Hill, who has Italian heritage, wants the food to evoke the comforting feel of Sunday dinners. He took some inspiration from his mom, who was in catering and who he began cooking beside at 6 years old. Hill tweaked her pasta salad recipe that uses cheese tortellini. His version has Italian meats, cheeses, black olives, giardiniera pickled vegetables and house-made Italian dressing. The menu has fresh pizzas and pastas with build-your-own options, as well as sandwiches and salads. The distinct taste in items like pizzas and sandwiches partly comes from a top-secret oregano-based house seasoning.
“It’s familiar to Italian seasoning but has a little more flavor,” he says.
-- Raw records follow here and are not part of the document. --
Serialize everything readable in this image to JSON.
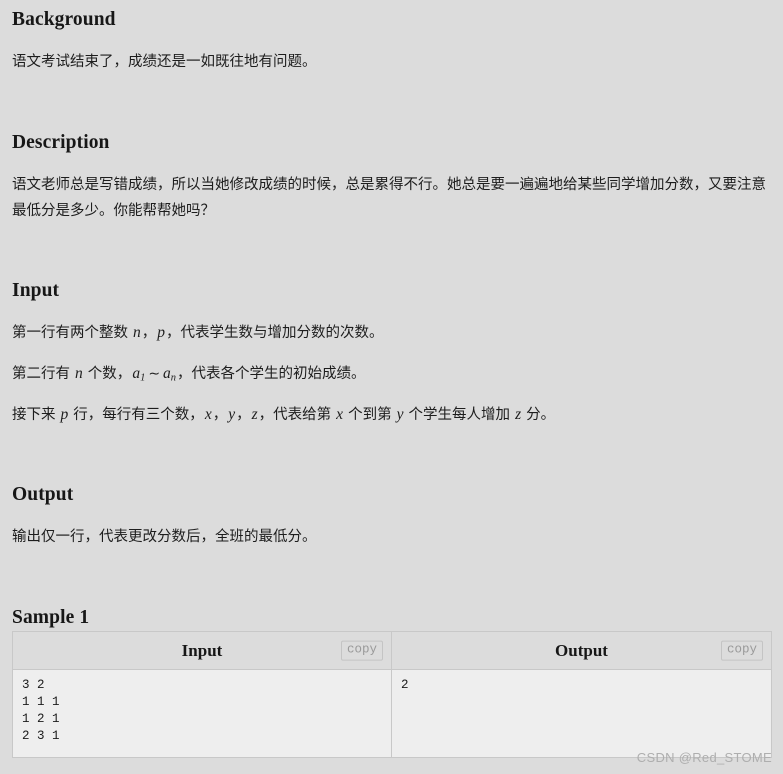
{
  "sections": {
    "background": {
      "title": "Background",
      "text": "语文考试结束了，成绩还是一如既往地有问题。"
    },
    "description": {
      "title": "Description",
      "text": "语文老师总是写错成绩，所以当她修改成绩的时候，总是累得不行。她总是要一遍遍地给某些同学增加分数，又要注意最低分是多少。你能帮帮她吗？"
    },
    "input": {
      "title": "Input",
      "line1": {
        "before": "第一行有两个整数 ",
        "var1": "n",
        "mid": "，",
        "var2": "p",
        "after": "，代表学生数与增加分数的次数。"
      },
      "line2": {
        "before": "第二行有 ",
        "var1": "n",
        "mid1": " 个数，",
        "var2": "a",
        "sub2": "1",
        "tilde": "∼",
        "var3": "a",
        "sub3": "n",
        "after": "，代表各个学生的初始成绩。"
      },
      "line3": {
        "before": "接下来 ",
        "var1": "p",
        "mid1": " 行，每行有三个数，",
        "var2": "x",
        "comma1": "，",
        "var3": "y",
        "comma2": "，",
        "var4": "z",
        "mid2": "，代表给第 ",
        "var5": "x",
        "mid3": " 个到第 ",
        "var6": "y",
        "mid4": " 个学生每人增加 ",
        "var7": "z",
        "after": " 分。"
      }
    },
    "output": {
      "title": "Output",
      "text": "输出仅一行，代表更改分数后，全班的最低分。"
    },
    "sample": {
      "title": "Sample 1",
      "columns": [
        {
          "header": "Input",
          "copy_label": "copy"
        },
        {
          "header": "Output",
          "copy_label": "copy"
        }
      ],
      "input_text": "3 2\n1 1 1\n1 2 1\n2 3 1",
      "output_text": "2"
    }
  },
  "watermark": "CSDN @Red_STOME",
  "colors": {
    "page_background": "#dcdcdc",
    "table_body_background": "#eeeeee",
    "table_border": "#c8c8c8",
    "text": "#1d1d1d",
    "watermark": "#aeaeae"
  }
}
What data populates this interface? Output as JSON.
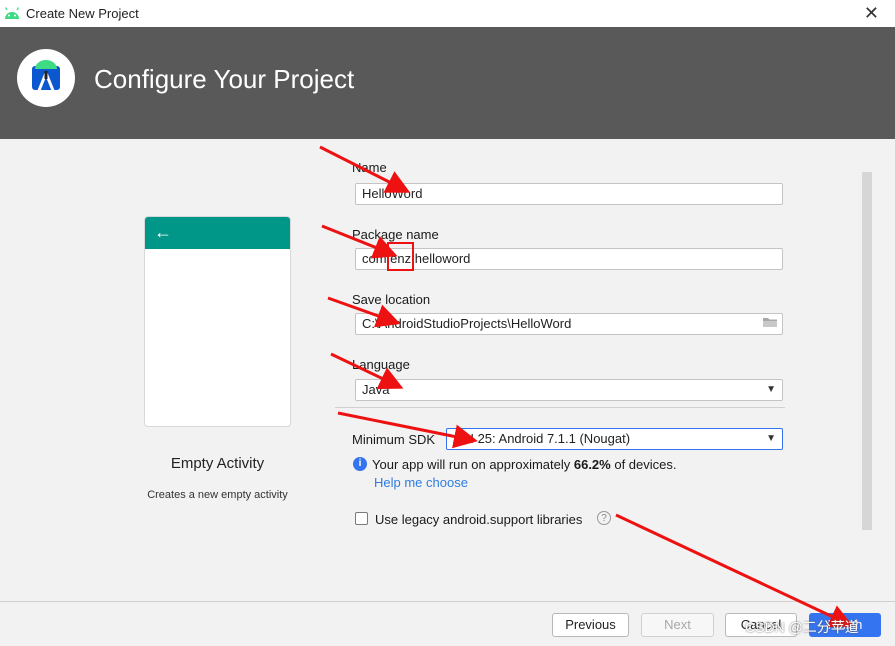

The house seasoning also finishes the lasagna ($12) that has the house red sauce. That’s made with San Marzano tomatoes, fresh garlic, onion, basil and a secret ingredient for a sauce that’s a tad sweeter without adding sugar and has less acidity. The time-consuming lasagna consists of five layers of fresh lasagna sheets, red sauce, whipped New York-style ricotta with seasonings and herbs, mozzarella and provolone. The lasagna is so popular that they make pans upon pans, and some people have said it’s the best they ever had.
It takes a few hours to make gnocchi by hand, ricing the potatoes and rolling out and forming the dough. A baked gnocchi dish ($14) comes with red sauce and handmade meatballs, which Hill crafts with a beef and pork blend, fresh herbs, and instead of breadcrumbs, he uses the old-school Italian method of adding Italian bread soaked in cream for a denser, moister texture.
“A lady said she’s very picky about her gnocchi. She was glad she chose it,” he says. “They’re perfect little pillows.”
While most menu items are Italian classics, you will be rewarded if you try unfamiliar dishes with expert culinary touches like a wedgie, which is a pizza shop specialty Hill discovered while in culinary school in Pittsburgh. Hill got hooked on them and has a steak wedgie ($12) about once a week. To make that one, he stuffs fresh pizza dough with smoked provolone and sliced Italian beef that’s dipped in rosemary au jus and slowly braised. Hill then folds it over and bakes it. When it comes out, Hill brushes it with a house-made garlic oil and finishes it with house seasoning. He adds shredded lettuce, Roma tomatoes, sliced onions and mayo and cuts it into triangles for a refined casual bite.
“The flavor profile, Italian seasoning, the tender beef, the melted cheese and the dough,” he says, “it’s heavenly.”